Dawid Nickel
Avec The Getaway King, Dawid Nickel se signale moins par une fascination pour le fait divers que par une compréhension très précise de l'énergie nerveuse qui circule entre mythe populaire, masculinité et autodestruction. Ce n'est pas un cinéaste de la légende héroïque. C'est un cinéaste de la fuite, du récit qui court plus vite que ceux qui l'habitent. Inscrit dans les Années 2020 tout en héritant de certaines tensions du cinéma polonais des Années 2010, il travaille un présent où la vitesse n'apporte aucune délivrance.
Nickel filme des corps qui veulent échapper à l'ordre, mais qui portent déjà l'empreinte de ce qu'ils fuient. Cette contradiction donne à son cinéma une dureté très contemporaine. Le mouvement n'y est pas synonyme de liberté. Il est souvent le symptôme d'une impasse, une manière de différer la chute plutôt que de l'éviter. De ce point de vue, son travail touche parfois à une zone limitrophe de l'horreur sociale: non pas la terreur surnaturelle, mais l'expérience d'un monde où les structures de pouvoir, de virilité et de désir fabriquent leurs propres monstres ordinaires.
Ce qui distingue Nickel, c'est sa manière d'articuler tension et désenchantement. Beaucoup de films sur des figures criminelles ou marginales s'abandonnent soit à la stylisation romantique, soit à la pédagogie sociologique. Lui refuse ce partage confortable. Il sait que l'excitation du récit existe, et il l'utilise. Mais il la contamine sans cesse par une conscience plus grave des conséquences, de la fatigue, du ridicule parfois tragique qui guette ces personnages. Le résultat est un cinéma qui avance vite tout en laissant apparaître la pourriture morale sous le vernis de l'élan.

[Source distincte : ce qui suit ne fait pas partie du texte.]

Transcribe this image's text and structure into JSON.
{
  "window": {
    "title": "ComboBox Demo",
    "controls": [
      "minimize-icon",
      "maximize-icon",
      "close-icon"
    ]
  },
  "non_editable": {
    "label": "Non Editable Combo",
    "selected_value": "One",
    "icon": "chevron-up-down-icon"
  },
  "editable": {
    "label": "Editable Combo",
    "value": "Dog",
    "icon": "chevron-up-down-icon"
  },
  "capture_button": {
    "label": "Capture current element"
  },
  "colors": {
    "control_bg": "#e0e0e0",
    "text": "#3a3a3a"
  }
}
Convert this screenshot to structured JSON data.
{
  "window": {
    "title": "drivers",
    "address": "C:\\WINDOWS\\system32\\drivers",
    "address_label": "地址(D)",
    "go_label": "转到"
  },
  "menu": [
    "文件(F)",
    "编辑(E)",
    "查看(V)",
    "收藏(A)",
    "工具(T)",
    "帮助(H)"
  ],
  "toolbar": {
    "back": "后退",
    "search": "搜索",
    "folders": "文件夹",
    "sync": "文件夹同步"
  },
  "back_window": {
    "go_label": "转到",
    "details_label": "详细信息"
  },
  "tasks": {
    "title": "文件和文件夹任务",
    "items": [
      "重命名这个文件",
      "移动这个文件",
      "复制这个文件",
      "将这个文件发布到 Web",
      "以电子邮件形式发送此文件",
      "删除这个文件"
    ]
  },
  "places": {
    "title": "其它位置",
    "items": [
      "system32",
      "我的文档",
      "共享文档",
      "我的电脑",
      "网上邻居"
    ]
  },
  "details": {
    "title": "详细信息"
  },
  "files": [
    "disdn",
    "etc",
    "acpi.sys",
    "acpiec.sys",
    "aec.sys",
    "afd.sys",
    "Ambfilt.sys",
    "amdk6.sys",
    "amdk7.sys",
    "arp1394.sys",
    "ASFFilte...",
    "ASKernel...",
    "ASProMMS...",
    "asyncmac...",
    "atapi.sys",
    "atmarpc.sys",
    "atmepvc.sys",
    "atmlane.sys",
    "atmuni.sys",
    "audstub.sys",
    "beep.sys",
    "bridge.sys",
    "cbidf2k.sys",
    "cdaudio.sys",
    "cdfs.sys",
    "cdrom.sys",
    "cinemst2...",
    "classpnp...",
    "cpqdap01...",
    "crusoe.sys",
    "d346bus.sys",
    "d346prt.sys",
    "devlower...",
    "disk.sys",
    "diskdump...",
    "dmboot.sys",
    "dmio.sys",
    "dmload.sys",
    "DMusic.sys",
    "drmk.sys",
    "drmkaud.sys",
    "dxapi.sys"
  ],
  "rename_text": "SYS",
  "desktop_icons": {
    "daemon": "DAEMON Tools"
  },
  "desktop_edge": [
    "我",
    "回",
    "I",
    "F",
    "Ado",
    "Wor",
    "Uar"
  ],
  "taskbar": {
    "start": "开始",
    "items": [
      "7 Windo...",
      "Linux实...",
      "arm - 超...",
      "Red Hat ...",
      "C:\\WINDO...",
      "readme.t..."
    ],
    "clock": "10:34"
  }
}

Sa mise en scène possède une nervosité utile. Elle ne confond pas agitation et intensité. Nickel comprend que l'urgence visuelle doit être orientée par un regard sur les rapports humains. Les visages, les silences de travers, les alliances précaires, les moments où le groupe cesse de protéger et commence à dévorer: voilà où son cinéma trouve sa densité. Même dans les passages les plus mobiles, il reste attentif à la manière dont une communauté masculine s'auto-intoxique. Cette attention donne aux scènes une friction qui dépasse le simple suspense.
Dans la perspective de CaSTV, cette qualité n'est pas périphérique. L'horreur, après tout, ne commence pas toujours par le monstre visible. Elle commence parfois dans la logique collective qui rend le monstre banal, admissible, presque fonctionnel. Nickel filme précisément cette banalisation. Il montre des milieux où le charisme, la débrouille, la bravade et la peur se mêlent jusqu'à produire une atmosphère viciée. Le spectateur n'assiste pas seulement à une trajectoire criminelle. Il sent la formation d'un climat, d'une écologie morale où la catastrophe paraît inscrite dès le départ.
Il y a aussi chez lui une intelligence de l'ambivalence populaire. Le cinéma polonais récent a souvent été traversé par la question de la représentation des classes, des marges, des figures de survie. Nickel s'inscrit dans cet espace sans chercher la noblesse artificielle. Il accepte la vulgarité, l'instabilité, la contradiction. Cela donne à ses films une texture moins abstraite, plus exposée. Le monde qu'il filme est sale, bruyant, traversé d'affects rapides, mais jamais réduit à un décor de pittoresque social. On y sent des systèmes de croyance minuscules, des codes d'appartenance, des récits que chacun se raconte pour continuer d'avancer.
Dawid Nickel mérite donc d'être vu comme un cinéaste du mouvement malade. Ses films avancent, accélèrent, trébuchent, repartent, mais ils savent qu'aucune cavale ne guérit ce qui travaille déjà les personnages de l'intérieur. Cette lucidité, alliée à une mise en scène qui ne lâche ni l'énergie ni le coût humain de cette énergie, lui donne une place singulière. C'est un cinéma qui ne moralise pas, mais qui n'innocente rien. Et cette tension, dans le champ du genre au sens large, reste l'une des formes les plus durables du malaise contemporain.